Editor's Note: The following has been adapted with the author's permission from its original publication on Carolina Culture Warrior.
The ABC program Quantico is run by a far-left man named Joshua Safran, who has used the program to promote his progressive agenda. A recent episode tackled the fake news problem that has been talked about since the election ended:
ALEX: Who are you, and why do these private contractors want to kill you?
MALORY: My name is Malory Haynes. I worked for Senator Lewis Baynard. Until a few days ago, I was on his payroll as a media guru, but that’s not what I did.
RYAN: What did you do?
MALORY: I created stories that weren’t always based in facts. You know that bakery in Richmond? Well, we said that the owners wouldn’t make a cake for a veteran’s return home because they thought that U.S. Troops were murderers.
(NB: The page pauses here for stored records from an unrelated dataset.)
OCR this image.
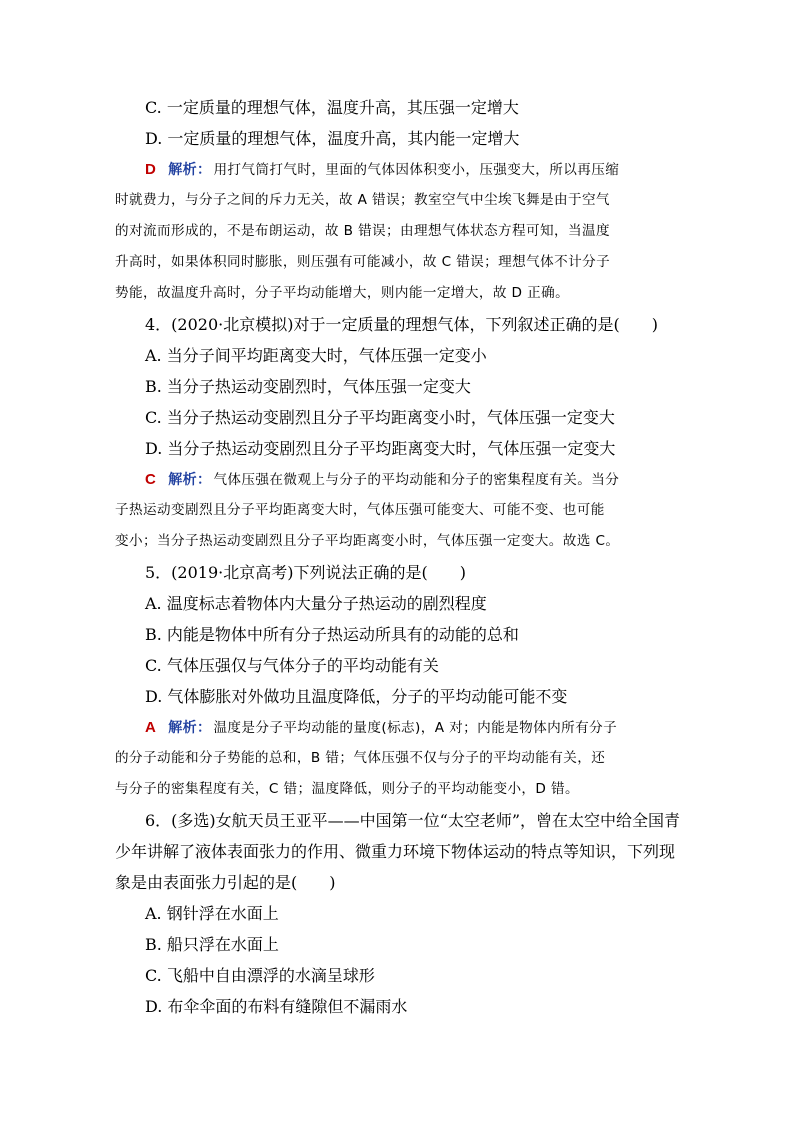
C. 一定质量的理想气体，温度升高，其压强一定增大
D. 一定质量的理想气体，温度升高，其内能一定增大
D 解析： 用打气筒打气时，里面的气体因体积变小，压强变大，所以再压缩
时就费力，与分子之间的斥力无关，故 A 错误；教室空气中尘埃飞舞是由于空气
的对流而形成的，不是布朗运动，故 B 错误；由理想气体状态方程可知，当温度
升高时，如果体积同时膨胀，则压强有可能减小，故 C 错误；理想气体不计分子
势能，故温度升高时，分子平均动能增大，则内能一定增大，故 D 正确。
4．(2020·北京模拟)对于一定质量的理想气体，下列叙述正确的是(　　)
A. 当分子间平均距离变大时，气体压强一定变小
B. 当分子热运动变剧烈时，气体压强一定变大
C. 当分子热运动变剧烈且分子平均距离变小时，气体压强一定变大
D. 当分子热运动变剧烈且分子平均距离变大时，气体压强一定变大
C 解析： 气体压强在微观上与分子的平均动能和分子的密集程度有关。当分
子热运动变剧烈且分子平均距离变大时，气体压强可能变大、可能不变、也可能
变小；当分子热运动变剧烈且分子平均距离变小时，气体压强一定变大。故选 C。
5．(2019·北京高考)下列说法正确的是(　　)
A. 温度标志着物体内大量分子热运动的剧烈程度
B. 内能是物体中所有分子热运动所具有的动能的总和
C. 气体压强仅与气体分子的平均动能有关
D. 气体膨胀对外做功且温度降低，分子的平均动能可能不变
A 解析： 温度是分子平均动能的量度(标志)，A 对；内能是物体内所有分子
的分子动能和分子势能的总和，B 错；气体压强不仅与分子的平均动能有关，还
与分子的密集程度有关，C 错；温度降低，则分子的平均动能变小，D 错。
6．(多选)女航天员王亚平——中国第一位“太空老师”，曾在太空中给全国青
少年讲解了液体表面张力的作用、微重力环境下物体运动的特点等知识，下列现
象是由表面张力引起的是(　　)
A. 钢针浮在水面上
B. 船只浮在水面上
C. 飞船中自由漂浮的水滴呈球形
D. 布伞伞面的布料有缝隙但不漏雨水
But it was — it was just to shore up military support for the senator’s re-election.
RYAN: Somebody thought the story was real and shot the bakery up. 11 people died.
MALORY: And ever since then, Senator Baynard’s people have been trying to get rid of any connection between him and the fake news, including me.
ALEX: So, what are you doing here, hiding in Brookwell?
MALORY: My parents live here, just down the block. It’s ironic, isn’t it? They use fake news to get the girl who created fake news for them.
RYAN: They clear out the town and grab you. No one would know. It’d just look like she left during the evacuation and disappeared.
ALEX: Shh, shh.
In the show, ‘Senator Baynard’ is basically a Republican. Painting fake news as the fault of Republicans is incomplete and pathetic. A recent story on CBS’s 60 Minutes unintentionally debunked the narrative of only conservatives purveying and/or falling for fake stories:
JEFF GREEN, INTERNET ENTREPRENEUR: So the first thing that we found out is that it is definitely a phenomenon that affects both sides.
SCOTT PELLEY, CBS NEWS ANCHOR: Liberals and conservatives?
GREEN: Yes. There is no question they’re both affected.
PELLEY: One fake story green examined claimed that the Congress was plotting to overthrow President Trump. He was surprised to learn that right-leaning fake news overwhelmingly attracted readers in their 40s and 50s. And he found that fake news readers on the left were more likely to be affluent and college educated.
GREEN: That shocked me.
GREEN: I think I thought the same way that many Americans perhaps think is that fake news was a phenomenon that only tricked the uneducated. Not true. Just not — the data shows it’s just not true.
As you may know, the Media Research Center has done a fantastic job documenting Mr. Green’s point in that CBS story. Joshua Safran – the executive producer of Quantico – has done a huge disservice by exploiting and distorting this controversial topic.
Enough is enough with these broadcast networks who push propaganda down our throats masquerading as entertainment. Both sides of the political spectrum can debate fake news respectfully and try to find common ground.
Put simply, this Quantico case is disheartening. It’s no accident that it aired on ABC, which is propaganda central in the USA. It is also parent company Disney’s least successful brand. Now that Disney has extended Bob Iger’s contract as CEO to 2019, maybe he should use this opportunity to address Safran’s propaganda.